Sunday, August 06, 2006

MSM, bloggers and Israeli-Lebanon conflict - Update: photogate

UK Blogger at EU Referendum accuses news agencies of colluding with Hezbollah and all hell breaks loose. Is it always a good thing when bloggers start making the news? (photos: ‘white t-shirt man and ‘suspicious’ logo on his chest)

Have been having a very interesting discussion with Richard North this afternoon at EU Referendum blog, in between taking dog for walk, making Yorkshire puddings, etc.

Richard's blog has been making news in the MSM and is claiming that bloggers are challenging the legitimacy of the media and a tipping point may have been reached by his posts about the Middle East crisis.

I disagree.

Richard - ‘maverick’ Thatcherite, member of the Bruges Group - has been in the news media loads in the UK this past week for his allegations that some news agencies having been using ‘misleading’ or even ‘staged’ photographs in their coverage of the Israel-Lebanon war.

North claims that Hezbollah has been manipulating the ‘left-leaning’ western media and editors have been presenting an anti-Israeli picture.

The MSM in Britain has got very defensive about the allegations and North has become a bit of a hate figure in the UK print media.

Unfortunately, at least some of what EU Referendum has been claiming is patently not true. The case of the White T-shirt man being the most obvious. North claimed that the photos had been doctored and the man in the white T-shirt was working for Hezbollah and that he had been directing the photographers and staging an image of him carrying a dead child in his arms.

The white t-shirt, North said, had a logo on it which was obviously ‘electronically altered’ so that you could not see what was written on it – some pro-Hezbollah slogan, perhaps?

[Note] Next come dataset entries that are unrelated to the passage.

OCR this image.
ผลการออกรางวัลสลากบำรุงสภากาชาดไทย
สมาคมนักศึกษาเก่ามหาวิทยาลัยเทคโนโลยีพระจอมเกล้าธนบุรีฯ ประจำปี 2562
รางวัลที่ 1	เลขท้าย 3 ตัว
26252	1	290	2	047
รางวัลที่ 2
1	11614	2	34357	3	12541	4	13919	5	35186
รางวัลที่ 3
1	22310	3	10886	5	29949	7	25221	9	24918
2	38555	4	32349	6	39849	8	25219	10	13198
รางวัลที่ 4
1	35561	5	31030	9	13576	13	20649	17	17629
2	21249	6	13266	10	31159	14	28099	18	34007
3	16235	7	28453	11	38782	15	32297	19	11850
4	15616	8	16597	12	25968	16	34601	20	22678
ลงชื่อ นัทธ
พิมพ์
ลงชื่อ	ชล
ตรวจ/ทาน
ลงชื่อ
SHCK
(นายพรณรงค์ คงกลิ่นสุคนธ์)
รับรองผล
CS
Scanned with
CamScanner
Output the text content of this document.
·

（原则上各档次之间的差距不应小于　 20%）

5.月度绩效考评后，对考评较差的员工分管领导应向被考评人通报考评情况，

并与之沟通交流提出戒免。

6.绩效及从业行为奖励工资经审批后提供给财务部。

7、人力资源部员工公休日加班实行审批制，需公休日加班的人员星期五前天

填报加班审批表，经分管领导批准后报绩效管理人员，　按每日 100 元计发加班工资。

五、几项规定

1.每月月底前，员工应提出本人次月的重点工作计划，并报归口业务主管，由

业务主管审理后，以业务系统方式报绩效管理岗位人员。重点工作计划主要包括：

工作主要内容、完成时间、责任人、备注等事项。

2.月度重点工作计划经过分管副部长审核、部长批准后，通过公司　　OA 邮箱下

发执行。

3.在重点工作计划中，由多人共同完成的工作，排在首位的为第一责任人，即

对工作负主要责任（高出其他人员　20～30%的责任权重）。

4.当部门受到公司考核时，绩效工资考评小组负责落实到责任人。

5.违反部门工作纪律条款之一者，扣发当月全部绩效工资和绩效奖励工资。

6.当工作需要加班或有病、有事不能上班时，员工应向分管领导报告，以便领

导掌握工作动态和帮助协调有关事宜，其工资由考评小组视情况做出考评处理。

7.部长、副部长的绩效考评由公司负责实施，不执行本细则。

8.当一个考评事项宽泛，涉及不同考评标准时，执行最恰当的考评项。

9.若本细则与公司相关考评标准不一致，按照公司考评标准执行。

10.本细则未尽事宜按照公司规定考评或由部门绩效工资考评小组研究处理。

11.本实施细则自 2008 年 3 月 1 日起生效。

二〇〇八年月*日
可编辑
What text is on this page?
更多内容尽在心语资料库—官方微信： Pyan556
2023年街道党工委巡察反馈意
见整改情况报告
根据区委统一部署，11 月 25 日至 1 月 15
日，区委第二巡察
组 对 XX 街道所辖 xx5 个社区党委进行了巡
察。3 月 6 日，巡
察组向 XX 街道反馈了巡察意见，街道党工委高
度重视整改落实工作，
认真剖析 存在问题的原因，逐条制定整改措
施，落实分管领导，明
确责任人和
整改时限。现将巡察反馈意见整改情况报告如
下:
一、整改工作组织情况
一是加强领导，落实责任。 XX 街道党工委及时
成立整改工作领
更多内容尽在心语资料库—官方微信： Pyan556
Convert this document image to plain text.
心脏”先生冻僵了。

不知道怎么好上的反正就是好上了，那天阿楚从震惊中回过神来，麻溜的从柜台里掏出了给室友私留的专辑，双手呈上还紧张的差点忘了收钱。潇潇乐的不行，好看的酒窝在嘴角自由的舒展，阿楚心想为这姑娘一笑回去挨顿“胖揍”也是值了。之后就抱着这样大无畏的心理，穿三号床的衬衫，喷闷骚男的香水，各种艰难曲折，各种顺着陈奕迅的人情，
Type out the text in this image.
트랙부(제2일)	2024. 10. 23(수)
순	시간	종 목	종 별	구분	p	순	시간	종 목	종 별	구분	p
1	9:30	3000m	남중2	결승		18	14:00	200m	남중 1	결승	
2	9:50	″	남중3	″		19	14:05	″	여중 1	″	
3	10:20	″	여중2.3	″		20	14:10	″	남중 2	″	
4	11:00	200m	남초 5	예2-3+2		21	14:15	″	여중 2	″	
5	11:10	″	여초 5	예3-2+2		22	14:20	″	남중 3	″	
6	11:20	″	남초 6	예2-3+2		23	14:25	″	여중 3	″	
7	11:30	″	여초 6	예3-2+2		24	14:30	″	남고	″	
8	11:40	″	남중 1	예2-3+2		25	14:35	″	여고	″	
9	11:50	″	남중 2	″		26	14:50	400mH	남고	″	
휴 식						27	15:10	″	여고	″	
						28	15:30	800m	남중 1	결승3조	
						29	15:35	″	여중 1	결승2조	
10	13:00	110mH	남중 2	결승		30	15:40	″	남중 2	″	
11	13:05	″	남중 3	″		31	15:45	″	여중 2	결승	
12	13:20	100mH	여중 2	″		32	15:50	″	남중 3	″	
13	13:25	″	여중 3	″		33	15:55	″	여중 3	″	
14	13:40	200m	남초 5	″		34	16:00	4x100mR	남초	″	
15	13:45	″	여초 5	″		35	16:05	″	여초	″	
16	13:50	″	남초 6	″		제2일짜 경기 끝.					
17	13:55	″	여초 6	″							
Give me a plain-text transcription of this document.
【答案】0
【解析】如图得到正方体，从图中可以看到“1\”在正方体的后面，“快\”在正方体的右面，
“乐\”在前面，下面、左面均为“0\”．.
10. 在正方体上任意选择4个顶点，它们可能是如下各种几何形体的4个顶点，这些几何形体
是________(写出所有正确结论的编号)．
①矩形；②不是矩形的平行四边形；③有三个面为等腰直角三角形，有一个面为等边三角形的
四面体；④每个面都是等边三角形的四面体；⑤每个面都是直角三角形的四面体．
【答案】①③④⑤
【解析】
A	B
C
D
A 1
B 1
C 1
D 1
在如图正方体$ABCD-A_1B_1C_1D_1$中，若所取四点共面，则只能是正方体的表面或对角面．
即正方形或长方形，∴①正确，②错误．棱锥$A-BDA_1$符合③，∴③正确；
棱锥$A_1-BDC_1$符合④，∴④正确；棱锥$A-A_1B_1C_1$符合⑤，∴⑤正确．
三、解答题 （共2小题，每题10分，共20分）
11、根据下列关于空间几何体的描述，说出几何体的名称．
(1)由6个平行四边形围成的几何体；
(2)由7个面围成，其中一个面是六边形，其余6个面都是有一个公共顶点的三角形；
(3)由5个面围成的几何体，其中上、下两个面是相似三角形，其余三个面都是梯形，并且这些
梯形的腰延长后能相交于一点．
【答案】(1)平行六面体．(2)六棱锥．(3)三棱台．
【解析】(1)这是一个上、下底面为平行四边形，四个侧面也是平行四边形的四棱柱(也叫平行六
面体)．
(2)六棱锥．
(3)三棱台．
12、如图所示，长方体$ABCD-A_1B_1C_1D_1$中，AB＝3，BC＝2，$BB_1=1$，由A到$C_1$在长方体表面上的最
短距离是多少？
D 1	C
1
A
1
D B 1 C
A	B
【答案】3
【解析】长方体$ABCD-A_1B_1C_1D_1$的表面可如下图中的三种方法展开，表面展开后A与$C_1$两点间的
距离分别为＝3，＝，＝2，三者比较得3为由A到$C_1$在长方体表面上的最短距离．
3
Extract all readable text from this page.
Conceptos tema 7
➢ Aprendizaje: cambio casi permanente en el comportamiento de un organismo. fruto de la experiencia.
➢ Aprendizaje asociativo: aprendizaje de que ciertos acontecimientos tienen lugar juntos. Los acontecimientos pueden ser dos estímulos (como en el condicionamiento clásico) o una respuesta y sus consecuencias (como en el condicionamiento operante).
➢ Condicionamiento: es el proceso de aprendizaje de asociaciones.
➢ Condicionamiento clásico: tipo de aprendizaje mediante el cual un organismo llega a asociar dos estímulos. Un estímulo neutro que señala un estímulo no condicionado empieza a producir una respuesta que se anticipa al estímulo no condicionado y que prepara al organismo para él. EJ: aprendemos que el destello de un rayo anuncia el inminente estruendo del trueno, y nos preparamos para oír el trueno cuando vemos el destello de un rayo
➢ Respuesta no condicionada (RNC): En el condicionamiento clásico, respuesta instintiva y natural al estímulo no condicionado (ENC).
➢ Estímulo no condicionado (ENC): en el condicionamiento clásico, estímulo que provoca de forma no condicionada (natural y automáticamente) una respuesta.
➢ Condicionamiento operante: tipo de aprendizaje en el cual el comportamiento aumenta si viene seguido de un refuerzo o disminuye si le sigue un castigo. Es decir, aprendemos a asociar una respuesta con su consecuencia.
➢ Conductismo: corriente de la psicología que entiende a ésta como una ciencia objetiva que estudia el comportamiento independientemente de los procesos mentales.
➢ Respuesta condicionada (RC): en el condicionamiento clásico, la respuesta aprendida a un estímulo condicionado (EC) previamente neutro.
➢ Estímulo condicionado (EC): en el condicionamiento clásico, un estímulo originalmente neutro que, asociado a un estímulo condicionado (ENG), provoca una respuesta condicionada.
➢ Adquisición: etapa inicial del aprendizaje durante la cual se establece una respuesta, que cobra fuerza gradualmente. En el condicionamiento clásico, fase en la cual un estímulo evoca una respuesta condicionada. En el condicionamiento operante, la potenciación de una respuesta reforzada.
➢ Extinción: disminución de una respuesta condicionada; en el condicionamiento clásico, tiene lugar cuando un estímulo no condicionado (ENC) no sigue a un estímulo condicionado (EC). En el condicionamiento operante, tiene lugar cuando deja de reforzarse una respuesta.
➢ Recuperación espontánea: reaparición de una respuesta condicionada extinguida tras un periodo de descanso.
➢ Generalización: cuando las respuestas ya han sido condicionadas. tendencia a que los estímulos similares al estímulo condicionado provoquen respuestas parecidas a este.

North also stated that he had an ‘unnamed photo expert’ who could back up what he was saying.

It turns out that the photo in question was a compressed jpg and no photo expert in the world would have an opinion about it, one way or another.

The full size version reveals that nothing was written on the t-shirt apart from a faded fashion label. The strange ‘logo’ was the folds in the man’s t-shirt.

I tried all afternoon to get Richard to tell me who this ‘photo expert’ was, or even some information about what type of organization he works for, how long he has been an ‘expert’ etc..

Richard refused to answer. He said white t-shirt man was a dead end which didn’t affect the crux of his argument. He claimed that he was provoking a debate about the reliability of the news media and that they are biased against Israel.

But getting things right does matter, expecially when you are questioning the reporting of photo journalists in a war zone.

North claimed that he used an ‘independent expert’ in his analysis. So who is he?

I think the ‘expert’ is a fiction.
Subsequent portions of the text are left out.